EBV Infections Evident in All 901 MS Patients in German Study
Supporting evidence that infection with Epstein-Barr virus (EBV) could be one of the root causes of multiple sclerosis (MS), a recent study found all of its 901 early disease patients carry antibodies against this virus, meaning that all are or have been exposed to it.
The study, “Complete Epstein-Barr virus seropositivity in a large cohort of patients with early multiple sclerosis,” was published in the Journal of Neurology, Neurosurgery, and Psychiatry.
EBV infections have been proposed to be a root cause of MS, with researchers believing that the virus is able to mislead the immune system into developing antibodies against the protective myelin sheath of nerve cells.
But for this hypothesis to be true, everyone with MS had to be infected with the virus at some point in their lives.
Despite the high prevalence of patients carrying antibodies against EBV (98%–100%), some studies have shown that it is possible to have MS without this viral infection.
But researchers have wondered whether this is because patients were misdiagnosed with MS, or because tests used to measure EBV antibodies were not accurate enough to detect all positive cases.
To find the real prevalence of EBV infections in large group of MS patients, researchers at the German Competence Network Multiple Sclerosis examined 901 people with early MS included in the German National MS cohort, and tested them for EBV antibodies.
These people, ages 27 to 41 years, had either clinically isolated syndrome (42.2%) — defined as first evident symptoms of inflammatory demyelination — or early relapsing-remitting MS (57.8%).
As controls, the team used data from 16,163 individuals tested for EBV for routine diagnostic purposes.
Patients were specifically tested for antibodies against the EBNA-1 protein, which is a marker of past EBV infection, and the VCA protein, which marks ongoing and past infections.
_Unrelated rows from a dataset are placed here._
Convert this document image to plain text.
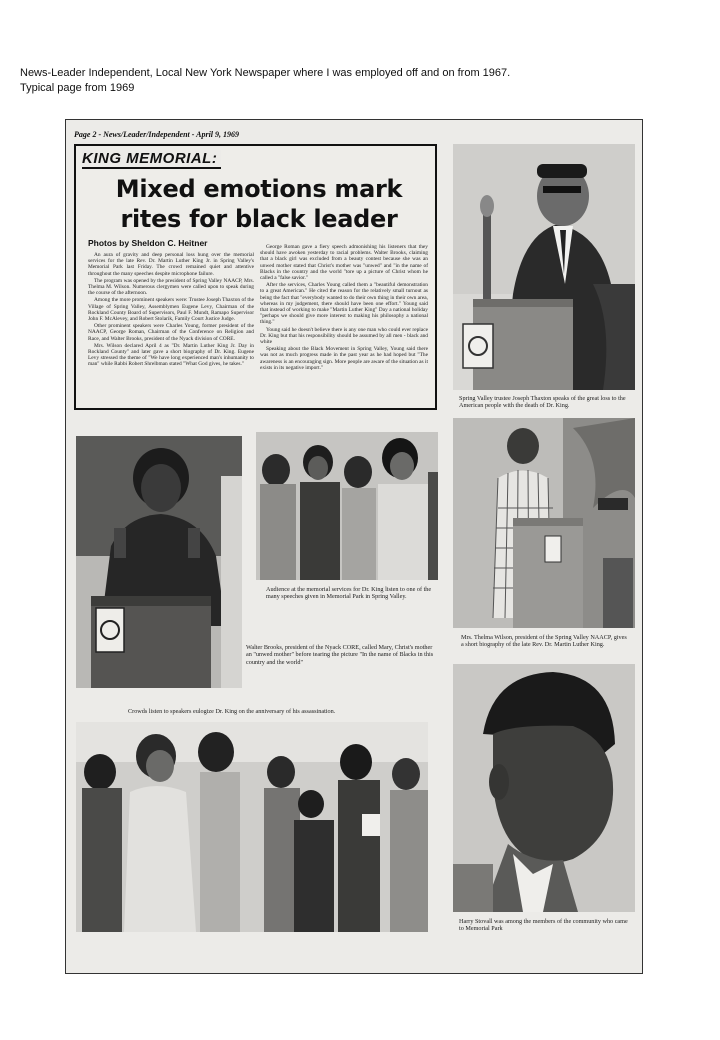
News-Leader Independent, Local New York Newspaper where I was employed off and on from 1967.
Typical page from 1969
Page 2 - News/Leader/Independent - April 9, 1969
KING MEMORIAL:
Mixed emotions mark
rites for black leader
Photos by Sheldon C. Heitner

An aura of gravity and deep personal loss hung over the memorial services for the late Rev. Dr. Martin Luther King Jr. in Spring Valley's Memorial Park last Friday. The crowd remained quiet and attentive throughout the many speeches despite microphone failure.

The program was opened by the president of Spring Valley NAACP, Mrs. Thelma M. Wilson. Numerous clergymen were called upon to speak during the course of the afternoon.

Among the more prominent speakers were: Trustee Joseph Thaxton of the Village of Spring Valley, Assemblymen Eugene Levy, Chairman of the Rockland County Board of Supervisors, Paul F. Mundt, Ramapo Supervisor John F. McAlevey, and Robert Stolarik, Family Court Justice Judge.

Other prominent speakers were Charles Young, former president of the NAACP, George Roman, Chairman of the Conference on Religion and Race, and Walter Brooks, president of the Nyack division of CORE.

Mrs. Wilson declared April 4 as "Dr. Martin Luther King Jr. Day in Rockland County" and later gave a short biography of Dr. King. Eugene Levy stressed the theme of "We have long experienced man's inhumanity to man" while Rabbi Robert Shrelbman stated "What God gives, he takes."

George Roman gave a fiery speech admonishing his listeners that they should have awoken yesterday to racial problems. Walter Brooks, claiming that a black girl was excluded from a beauty contest because she was an unwed mother stated that Christ's mother was "unwed" and "in the name of Blacks in the country and the world "tore up a picture of Christ whom he called a "false savior."

After the services, Charles Young called them a "beautiful demonstration to a great American." He cited the reason for the relatively small turnout as being the fact that "everybody wanted to do their own thing in their own area, whereas in my judgement, there should have been one effort." Young said that instead of working to make "Martin Luther King" Day a national holiday "perhaps we should give more interest to making his philosophy a national thing."

Young said he doesn't believe there is any one man who could ever replace Dr. King but that his responsibility should be assumed by all men - black and white

Speaking about the Black Movement in Spring Valley, Young said there was not as much progress made in the past year as he had hoped but "The awareness is an encouraging sign. More people are aware of the situation as it exists in its negative import."

Spring Valley trustee Joseph Thaxton speaks of the great loss to the American people with the death of Dr. King.
Audience at the memorial services for Dr. King listen to one of the many speeches given in Memorial Park in Spring Valley.
Walter Brooks, president of the Nyack CORE, called Mary, Christ's mother an "unwed mother" before tearing the picture "In the name of Blacks in this country and the world"
Mrs. Thelma Wilson, president of the Spring Valley NAACP, gives a short biography of the late Rev. Dr. Martin Luther King.
Crowds listen to speakers eulogize Dr. King on the anniversary of his assassination.
Harry Stovall was among the members of the community who came to Memorial Park
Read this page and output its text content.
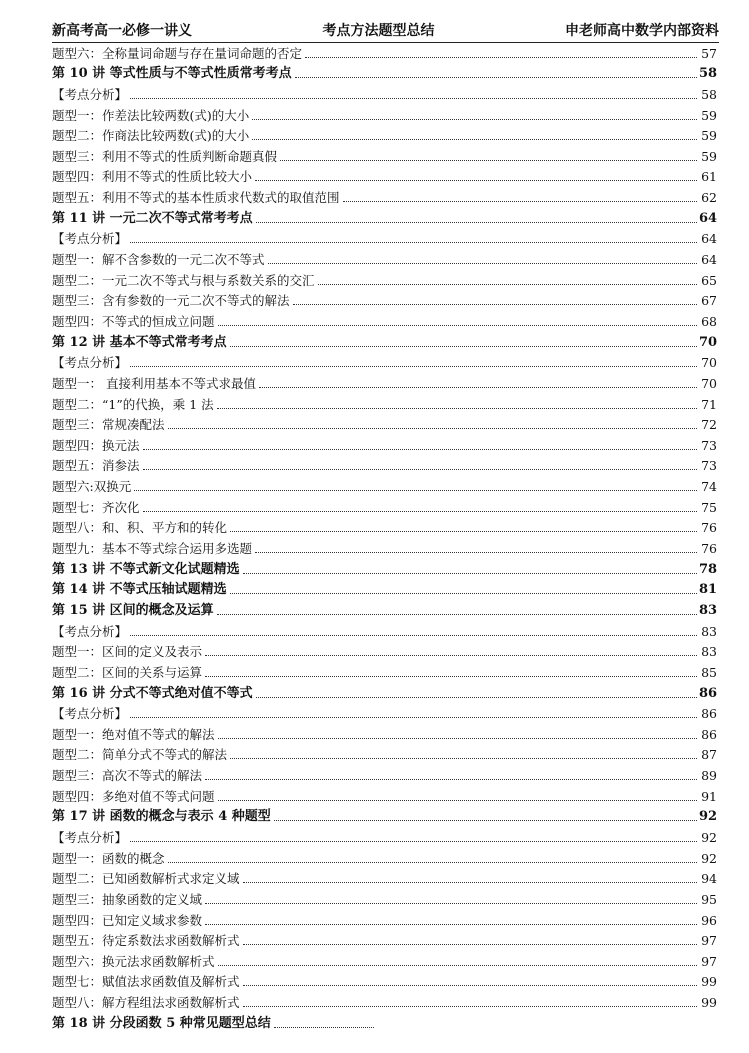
新高考高一必修一讲义	考点方法题型总结	申老师高中数学内部资料
题型六：全称量词命题与存在量词命题的否定	57
第 10 讲 等式性质与不等式性质常考考点	58
【考点分析】	58
题型一：作差法比较两数(式)的大小	59
题型二：作商法比较两数(式)的大小	59
题型三：利用不等式的性质判断命题真假	59
题型四：利用不等式的性质比较大小	61
题型五：利用不等式的基本性质求代数式的取值范围	62
第 11 讲 一元二次不等式常考考点	64
【考点分析】	64
题型一：解不含参数的一元二次不等式	64
题型二：一元二次不等式与根与系数关系的交汇	65
题型三：含有参数的一元二次不等式的解法	67
题型四：不等式的恒成立问题	68
第 12 讲 基本不等式常考考点	70
【考点分析】	70
题型一： 直接利用基本不等式求最值	70
题型二：“1”的代换，乘 1 法	71
题型三：常规凑配法	72
题型四：换元法	73
题型五：消参法	73
题型六:双换元	74
题型七：齐次化	75
题型八：和、积、平方和的转化	76
题型九：基本不等式综合运用多选题	76
第 13 讲 不等式新文化试题精选	78
第 14 讲 不等式压轴试题精选	81
第 15 讲 区间的概念及运算	83
【考点分析】	83
题型一：区间的定义及表示	83
题型二：区间的关系与运算	85
第 16 讲 分式不等式绝对值不等式	86
【考点分析】	86
题型一：绝对值不等式的解法	86
题型二：简单分式不等式的解法	87
题型三：高次不等式的解法	89
题型四：多绝对值不等式问题	91
第 17 讲 函数的概念与表示 4 种题型	92
【考点分析】	92
题型一：函数的概念	92
题型二：已知函数解析式求定义域	94
题型三：抽象函数的定义域	95
题型四：已知定义域求参数	96
题型五：待定系数法求函数解析式	97
题型六：换元法求函数解析式	97
题型七：赋值法求函数值及解析式	99
题型八：解方程组法求函数解析式	99
第 18 讲 分段函数 5 种常见题型总结
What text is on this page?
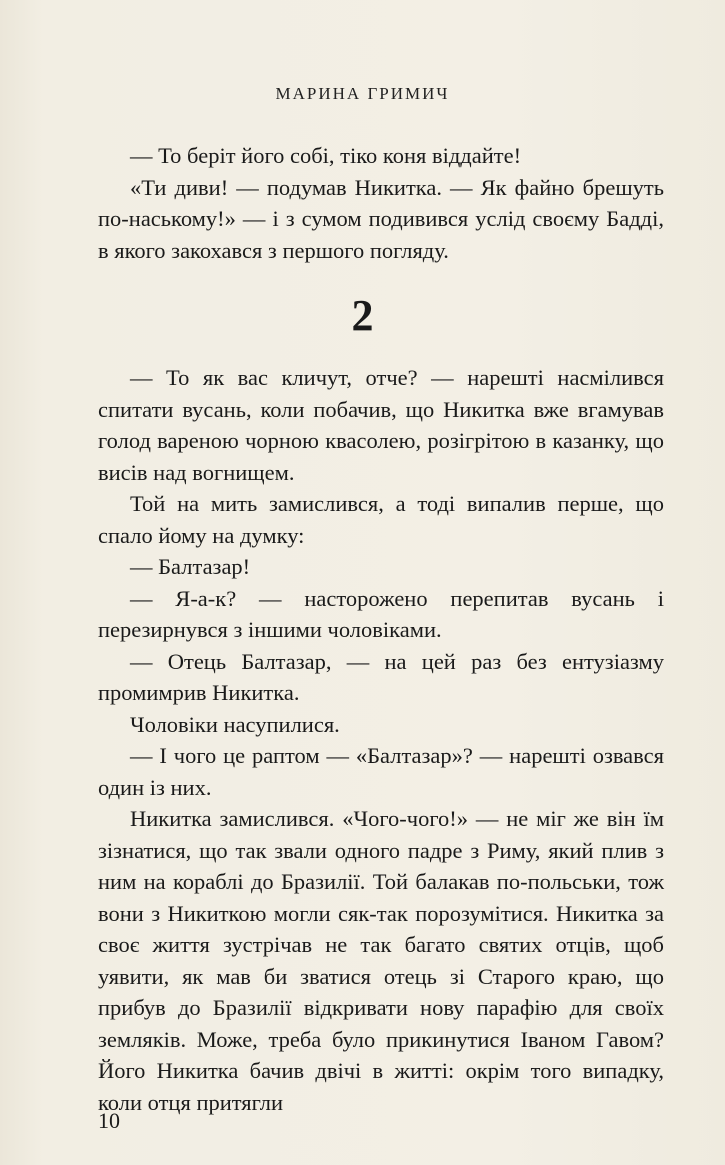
МАРИНА ГРИМИЧ

— То беріт його собі, тіко коня віддайте!

«Ти диви! — подумав Никитка. — Як файно брешуть по-наському!» — і з сумом подивився услід своєму Бадді, в якого закохався з першого погляду.

2

— То як вас кличут, отче? — нарешті насмілився спитати вусань, коли побачив, що Никитка вже вгамував голод вареною чорною квасолею, розігрітою в казанку, що висів над вогнищем.

Той на мить замислився, а тоді випалив перше, що спало йому на думку:

— Балтазар!

— Я-а-к? — насторожено перепитав вусань і перезирнувся з іншими чоловіками.

— Отець Балтазар, — на цей раз без ентузіазму промимрив Никитка.

Чоловіки насупилися.

— І чого це раптом — «Балтазар»? — нарешті озвався один із них.

Никитка замислився. «Чого-чого!» — не міг же він їм зізнатися, що так звали одного падре з Риму, який плив з ним на кораблі до Бразилії. Той балакав по-польськи, тож вони з Никиткою могли сяк-так порозумітися. Никитка за своє життя зустрічав не так багато святих отців, щоб уявити, як мав би зватися отець зі Старого краю, що прибув до Бразилії відкривати нову парафію для своїх земляків. Може, треба було прикинутися Іваном Гавом? Його Никитка бачив двічі в житті: окрім того випадку, коли отця притягли

10
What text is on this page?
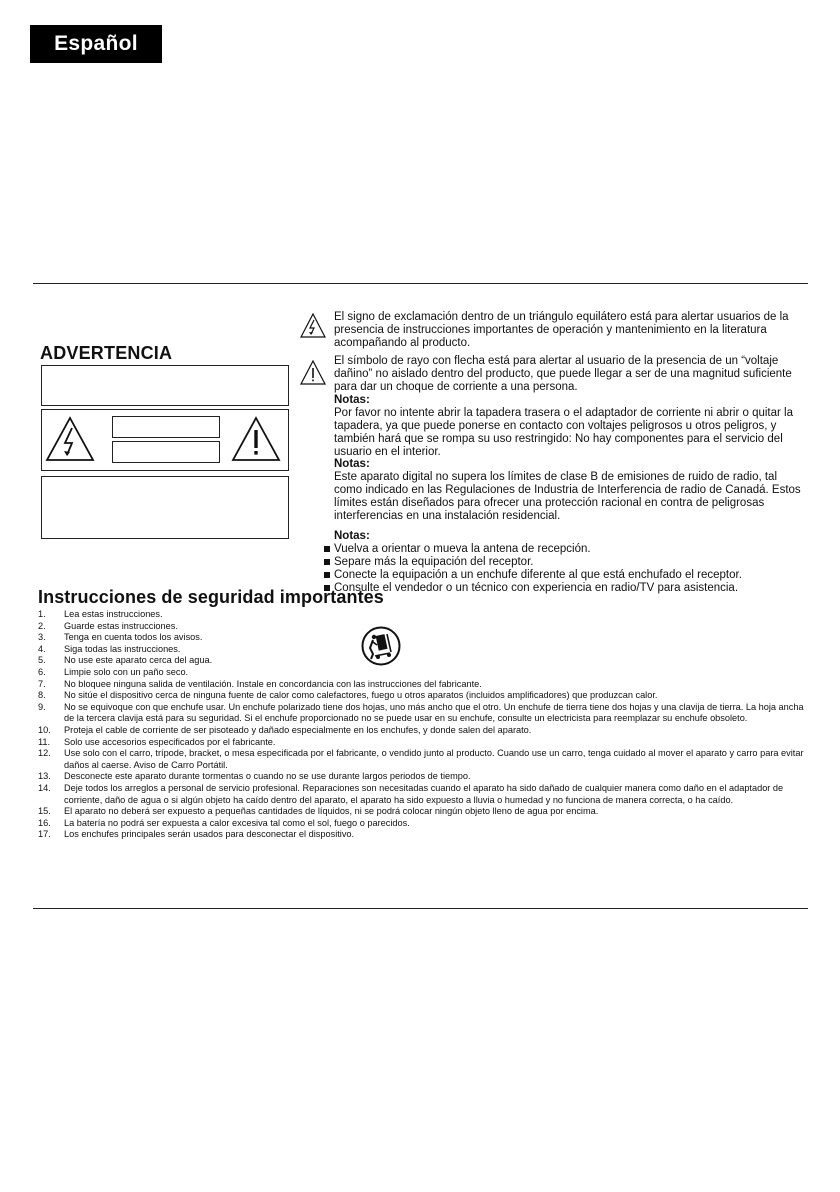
Español
ADVERTENCIA
El signo de exclamación dentro de un triángulo equilátero está para alertar usuarios de la presencia de instrucciones importantes de operación y mantenimiento en la literatura acompañando al producto.
El símbolo de rayo con flecha está para alertar al usuario de la presencia de un “voltaje dañino” no aislado dentro del producto, que puede llegar a ser de una magnitud suficiente para dar un choque de corriente a una persona.
Notas:
Por favor no intente abrir la tapadera trasera o el adaptador de corriente ni abrir o quitar la tapadera, ya que puede ponerse en contacto con voltajes peligrosos u otros peligros, y también hará que se rompa su uso restringido: No hay componentes para el servicio del usuario en el interior.
Notas:
Este aparato digital no supera los límites de clase B de emisiones de ruido de radio, tal como indicado en las Regulaciones de Industria de Interferencia de radio de Canadá. Estos límites están diseñados para ofrecer una protección racional en contra de peligrosas interferencias en una instalación residencial.
Notas:
Vuelva a orientar o mueva la antena de recepción.
Separe más la equipación del receptor.
Conecte la equipación a un enchufe diferente al que está enchufado el receptor.
Consulte el vendedor o un técnico con experiencia en radio/TV para asistencia.
Instrucciones de seguridad importantes
1.	Lea estas instrucciones.
2.	Guarde estas instrucciones.
3.	Tenga en cuenta todos los avisos.
4.	Siga todas las instrucciones.
5.	No use este aparato cerca del agua.
6.	Limpie solo con un paño seco.
7.	No bloquee ninguna salida de ventilación. Instale en concordancia con las instrucciones del fabricante.
8.	No sitúe el dispositivo cerca de ninguna fuente de calor como calefactores, fuego u otros aparatos (incluidos amplificadores) que produzcan calor.
9.	No se equivoque con que enchufe usar. Un enchufe polarizado tiene dos hojas, uno más ancho que el otro. Un enchufe de tierra tiene dos hojas y una clavija de tierra. La hoja ancha de la tercera clavija está para su seguridad. Si el enchufe proporcionado no se puede usar en su enchufe, consulte un electricista para reemplazar su enchufe obsoleto.
10.	Proteja el cable de corriente de ser pisoteado y dañado especialmente en los enchufes, y donde salen del aparato.
11.	Solo use accesorios especificados por el fabricante.
12.	Use solo con el carro, trípode, bracket, o mesa especificada por el fabricante, o vendido junto al producto. Cuando use un carro, tenga cuidado al mover el aparato y carro para evitar daños al caerse. Aviso de Carro Portátil.
13.	Desconecte este aparato durante tormentas o cuando no se use durante largos periodos de tiempo.
14.	Deje todos los arreglos a personal de servicio profesional. Reparaciones son necesitadas cuando el aparato ha sido dañado de cualquier manera como daño en el adaptador de corriente, daño de agua o si algún objeto ha caído dentro del aparato, el aparato ha sido expuesto a lluvia o humedad y no funciona de manera correcta, o ha caído.
15.	El aparato no deberá ser expuesto a pequeñas cantidades de líquidos, ni se podrá colocar ningún objeto lleno de agua por encima.
16.	La batería no podrá ser expuesta a calor excesiva tal como el sol, fuego o parecidos.
17.	Los enchufes principales serán usados para desconectar el dispositivo.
Those with negative blood serum results were then tested for the same antibodies using another method.
Results showed 839 of these MS patients (93.1%) were positive for EBNA-1 antibodies, and 45 of the 62 people without these antibodies were positive for VCA antibodies.
The remaining 17 patients tested positive for these EBV antibodies when another method (immunoblot) was used.
All MS patients analyzed were or had been infected with EBV.
“The key result of this study is a complete EBV seropositivity in a large cohort (n=901) of patients with early MS,” the researchers wrote. “While this finding is consistent with the known high EBV seroprevalence in MS, the absence of any EBV-seronegative patients with early MS in our cohort appears remarkable and further strengthens the evidence for an association of EBV infection and MS.”
But, they added, EBV infection is likely not the disease’s sole cause.
Individuals serving as controls also had a high prevalence of EBV infections across distinct age groups, with the proportion of people with antibodies increasing with age.
Among those in the 20 to 40 years old range — notable because it is the typical age for MS clinical onset — the prevalence of EBV infections for patients was 100% and 95.2% among controls.
“The higher EBV seropositivity rate in patients with early MS (100%) as compared with persons in the hospital population (95.2%) in the age range of 20–40 years is consistent with previous data, and appears compatible with the concept that EBV may be a necessary but not sufficient factor for the development of MS,” researchers wrote.
Still, the fact that all MS patients analyzed were or had been exposed to EBV, including those with the earliest manifestations of MS, strengthens “the concept that EBV infection precedes the clinical onset of MS and suggests that EBV exerts its role early in the development of MS,” the team added.
Researchers also suggested that “a negative EBV [antibody result] in patients with suspected inflammatory central nervous system disease should alert clinicians to consider diagnoses other than MS.”